Le ambizioni sono grosse. Quelle per il Garante del governo Meloni sono indubbiamente superiori a quelle del governo che lo ha preceduto. Il parsimonioso Draghi non avrebbe bollinato risorse per circa 5 milioni di euro in due anni per il Garante, denaro reperito dal “Fondo per le politiche in favore delle persone con disabilità”, non tanto per la cifra in sé, quanto per lo scopo. Con questi stanziamenti, il Garante sarà in grado di allestire il suo organico, ma dovrà rimediare con altri strumenti, la fantasia tra questi, per assolvere alle quindici funzioni che s’è dato. Che poi ai 13 milioni di italiani disabili, di cui 3 in condizioni gravi, interessa che il Garante li aiuti, non se il prezzo è giusto. Al momento, però, sappiamo soltanto il prezzo. Cioè il costo. A sette mesi dalle nomine, come previsto per la fase “sperimentale”, le attività sono minime.
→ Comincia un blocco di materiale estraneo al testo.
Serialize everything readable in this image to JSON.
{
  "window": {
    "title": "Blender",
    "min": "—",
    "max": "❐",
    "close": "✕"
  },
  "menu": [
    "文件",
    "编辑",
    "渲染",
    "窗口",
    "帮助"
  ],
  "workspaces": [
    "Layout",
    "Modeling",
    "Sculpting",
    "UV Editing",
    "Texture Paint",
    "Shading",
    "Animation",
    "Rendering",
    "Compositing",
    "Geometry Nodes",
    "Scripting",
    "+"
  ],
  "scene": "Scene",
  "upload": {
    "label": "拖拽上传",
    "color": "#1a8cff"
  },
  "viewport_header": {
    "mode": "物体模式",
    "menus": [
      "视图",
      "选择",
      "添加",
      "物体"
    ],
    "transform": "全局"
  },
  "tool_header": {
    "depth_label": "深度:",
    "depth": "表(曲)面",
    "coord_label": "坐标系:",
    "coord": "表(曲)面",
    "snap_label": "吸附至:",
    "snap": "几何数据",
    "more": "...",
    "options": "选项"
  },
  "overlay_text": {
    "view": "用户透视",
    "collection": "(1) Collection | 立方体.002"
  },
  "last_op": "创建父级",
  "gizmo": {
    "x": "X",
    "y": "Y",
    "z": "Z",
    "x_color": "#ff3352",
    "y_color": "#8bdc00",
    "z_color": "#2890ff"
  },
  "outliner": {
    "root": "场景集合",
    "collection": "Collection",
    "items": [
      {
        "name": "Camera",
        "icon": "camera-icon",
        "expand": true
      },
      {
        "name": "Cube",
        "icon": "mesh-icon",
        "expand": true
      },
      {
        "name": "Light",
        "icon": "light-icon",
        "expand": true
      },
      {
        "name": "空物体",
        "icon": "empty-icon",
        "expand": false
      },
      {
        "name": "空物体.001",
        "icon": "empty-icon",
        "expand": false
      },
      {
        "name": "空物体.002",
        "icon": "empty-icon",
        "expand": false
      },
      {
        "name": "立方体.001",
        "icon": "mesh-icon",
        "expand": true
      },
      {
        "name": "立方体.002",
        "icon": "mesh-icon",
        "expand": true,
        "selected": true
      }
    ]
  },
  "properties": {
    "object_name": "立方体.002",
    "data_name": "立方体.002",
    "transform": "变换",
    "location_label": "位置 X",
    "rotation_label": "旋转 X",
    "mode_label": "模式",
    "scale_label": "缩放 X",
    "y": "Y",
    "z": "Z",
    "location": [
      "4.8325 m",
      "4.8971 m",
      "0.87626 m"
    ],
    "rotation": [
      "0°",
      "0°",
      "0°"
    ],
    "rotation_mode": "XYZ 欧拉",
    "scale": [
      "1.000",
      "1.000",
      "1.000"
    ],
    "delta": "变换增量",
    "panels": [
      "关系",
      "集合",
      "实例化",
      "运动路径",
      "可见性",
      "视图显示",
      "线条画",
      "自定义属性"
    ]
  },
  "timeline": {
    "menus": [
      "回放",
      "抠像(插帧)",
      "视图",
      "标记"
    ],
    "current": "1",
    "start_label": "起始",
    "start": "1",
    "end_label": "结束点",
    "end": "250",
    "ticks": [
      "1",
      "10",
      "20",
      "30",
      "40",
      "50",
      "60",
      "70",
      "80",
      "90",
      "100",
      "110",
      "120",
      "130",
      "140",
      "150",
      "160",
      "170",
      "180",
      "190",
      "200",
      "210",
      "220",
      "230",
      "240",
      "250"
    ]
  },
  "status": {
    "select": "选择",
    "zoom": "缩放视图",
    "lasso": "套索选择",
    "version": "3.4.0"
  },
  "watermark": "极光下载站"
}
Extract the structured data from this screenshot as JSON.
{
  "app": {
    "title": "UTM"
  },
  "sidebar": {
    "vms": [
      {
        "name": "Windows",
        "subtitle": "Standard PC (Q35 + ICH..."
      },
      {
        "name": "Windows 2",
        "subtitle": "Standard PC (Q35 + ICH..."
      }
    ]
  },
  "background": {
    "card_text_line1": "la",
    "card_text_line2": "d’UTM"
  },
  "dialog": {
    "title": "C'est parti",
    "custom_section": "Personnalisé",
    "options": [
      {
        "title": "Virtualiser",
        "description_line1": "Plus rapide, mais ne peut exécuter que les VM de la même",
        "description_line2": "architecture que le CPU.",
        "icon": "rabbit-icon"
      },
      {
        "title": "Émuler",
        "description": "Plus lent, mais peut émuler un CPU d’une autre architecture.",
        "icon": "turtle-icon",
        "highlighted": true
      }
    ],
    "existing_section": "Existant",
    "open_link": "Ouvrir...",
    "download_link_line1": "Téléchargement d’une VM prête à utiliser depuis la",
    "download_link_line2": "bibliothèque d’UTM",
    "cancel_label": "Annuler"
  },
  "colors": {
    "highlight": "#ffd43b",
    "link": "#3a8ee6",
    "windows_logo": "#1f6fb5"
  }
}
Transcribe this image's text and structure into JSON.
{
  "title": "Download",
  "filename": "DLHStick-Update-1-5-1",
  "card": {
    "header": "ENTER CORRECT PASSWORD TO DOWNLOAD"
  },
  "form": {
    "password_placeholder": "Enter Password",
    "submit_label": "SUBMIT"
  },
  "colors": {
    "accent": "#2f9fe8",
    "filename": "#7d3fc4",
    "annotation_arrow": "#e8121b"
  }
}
A breve è atteso il lancio del sito. Il governo ha messo in conto 1,682 milioni di euro per il 2025 e 3,2 milioni di euro per il 2026 con queste voci di spesa per il biennio: 1,130 milioni per i servizi (affitto, arredi, utenze); 1,040 milioni per il trattamento economico di presidente (200.000 annui) e componenti (160.000 annui); 60.000 euro per i rimborsi del collegio; 400.000 per gli esperti ingaggiati; 292.000 euro per il contingente di un dirigente e di otto unità per quest’anno; 1,960 milioni per due dirigenti e venti unità per il prossimo anno. Il mandato è di quattro anni. Due anni coperti, poi si integra. Non c’è bisogno di un indovino: i soldi a disposizione bastano a pagare stipendi e bollette, e il resto? Suvvia, abbiate pazienza: sperimentazioni in corso. Un paio di anni ancora di attesa, e poi sarà un gran successo!